|top|: Sophia Locke Measuring Mama

By the time Sophia measures the length of her mother’s gray hair — from crown to the smallest wisp at the nape — her mother is no longer asking why. She sits still, as if understanding: this is not science. This is elegy.

“Because I need to remember you,” Sophia says, and the honesty hangs in the air like dust in sunlight. sophia locke measuring mama

“Why are you doing that?” her mother asks, amused but wary. By the time Sophia measures the length of

Since “Sophia Locke” isn’t a widely known public figure, the text treats the phrase as a conceptual or poetic starting point — perhaps a fictional or artistic exploration of measurement, memory, and maternal relationships. “Because I need to remember you,” Sophia says,

When Sophia is done, she has a notebook full of knots and numbers, a map of a body that has housed her for thirty-two years. She folds the string into a small box.

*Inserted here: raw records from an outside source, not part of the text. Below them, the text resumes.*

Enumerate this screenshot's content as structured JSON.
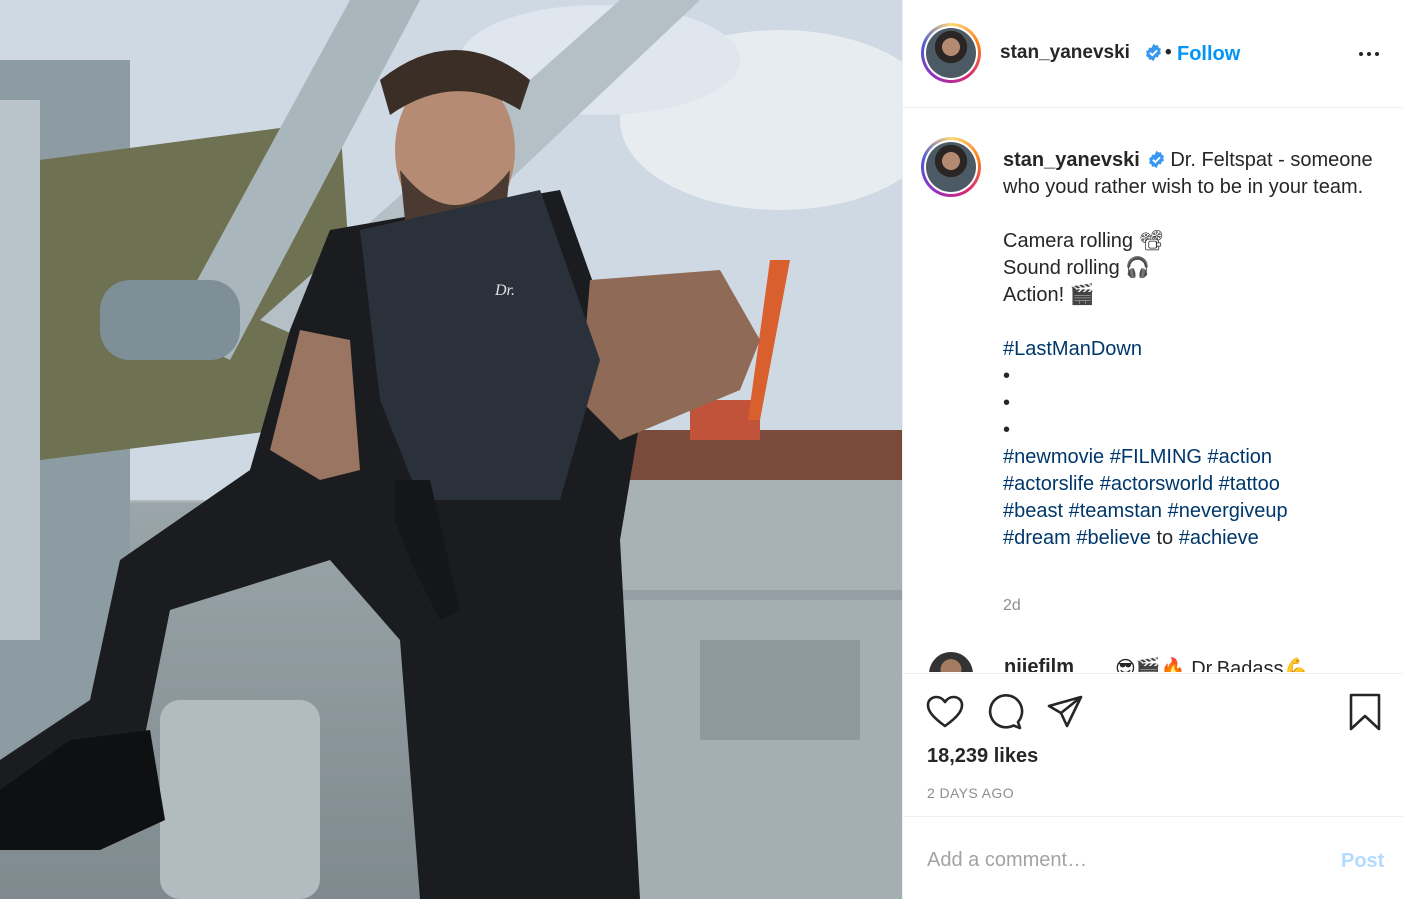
{
  "photo": {
    "alt": ""
  },
  "header": {
    "username": "stan_yanevski",
    "separator": "•",
    "follow_label": "Follow"
  },
  "caption": {
    "username": "stan_yanevski",
    "line1": "Dr. Feltspat - someone who youd rather wish to be in your team.",
    "line2": "Camera rolling 📽",
    "line3": "Sound rolling 🎧",
    "line4": "Action! 🎬",
    "hashtag_main": "#LastManDown",
    "bullet": "•",
    "tags_row1": [
      "#newmovie",
      "#FILMING",
      "#action"
    ],
    "tags_row2": [
      "#actorslife",
      "#actorsworld",
      "#tattoo"
    ],
    "tags_row3": [
      "#beast",
      "#teamstan",
      "#nevergiveup"
    ],
    "tags_row4": [
      "#dream",
      "#believe",
      "to",
      "#achieve"
    ],
    "time_ago": "2d"
  },
  "next_comment": {
    "username": "njiefilm",
    "text": "😎🎬🔥 Dr.Badass💪"
  },
  "actions": {
    "likes": "18,239 likes",
    "posted": "2 DAYS AGO"
  },
  "comment_box": {
    "placeholder": "Add a comment…",
    "post_label": "Post"
  },
  "colors": {
    "accent": "#0095f6",
    "hashtag": "#00376b",
    "muted": "#8e8e8e",
    "post_disabled": "#b3dbff",
    "verified": "#3897f0"
  },
  "icons": [
    "like-icon",
    "comment-icon",
    "share-icon",
    "save-icon",
    "verified-icon",
    "more-icon"
  ]
}
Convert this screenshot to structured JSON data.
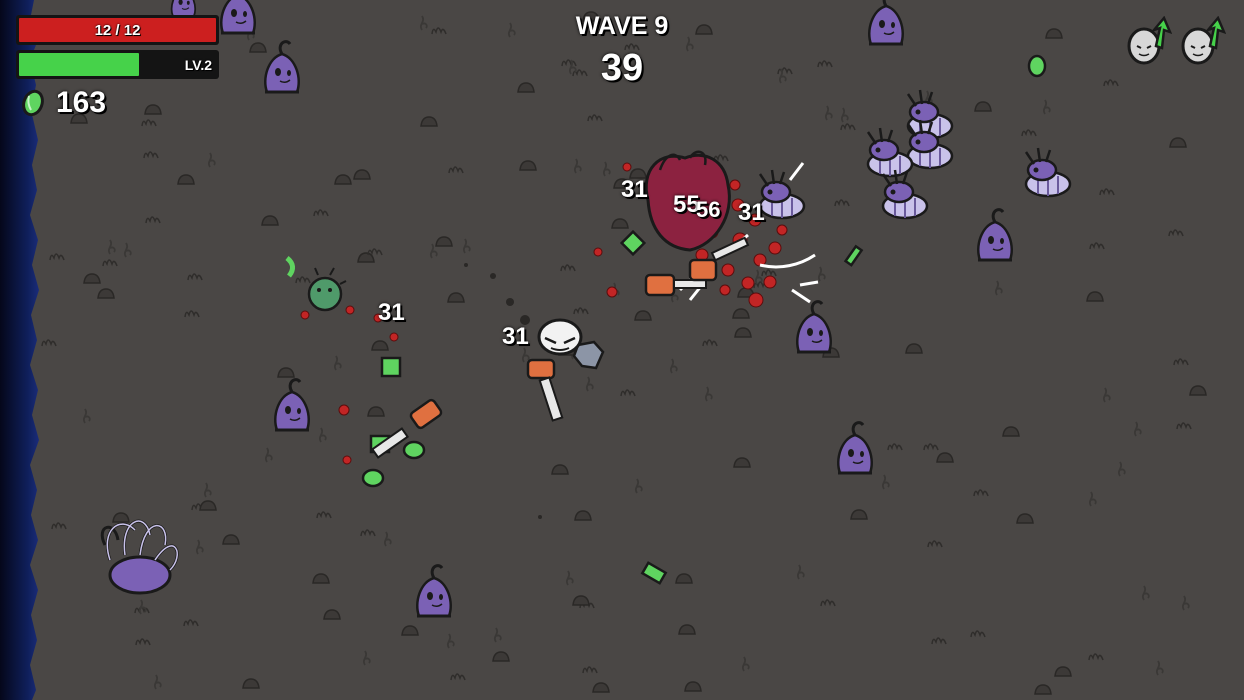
{
  "hud": {
    "health": {
      "label": "12 / 12",
      "current": 12,
      "max": 12,
      "color": "#cc1f1f"
    },
    "experience": {
      "label": "LV.2",
      "fill_fraction": 0.61,
      "color": "#46d24a"
    },
    "materials": {
      "count": "163",
      "icon": "material-icon"
    },
    "wave": {
      "label": "WAVE 9",
      "timer": "39"
    },
    "upgrades": [
      {
        "icon": "level-up-upgrade-icon"
      },
      {
        "icon": "level-up-upgrade-icon"
      }
    ]
  },
  "damage_numbers": [
    "31",
    "55",
    "56",
    "31",
    "31",
    "31"
  ],
  "colors": {
    "ground": "#4a4745",
    "enemy": "#7b61b5",
    "material": "#5fd460",
    "blood": "#c22525",
    "void_edge": "#0d1a4a"
  }
}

She does not know yet if she will measure her mother again next year, or if this will be the last time.

She measures her mother’s height next — not the height she once was, before the spine softened and the shoulders curved forward, but the height she is now: five feet and a whisper. Then the span of her shoulders, the distance from her elbow to her fingertip, the circumference of her calf. Each number feels like a line of a poem she’s writing in a language only she will read.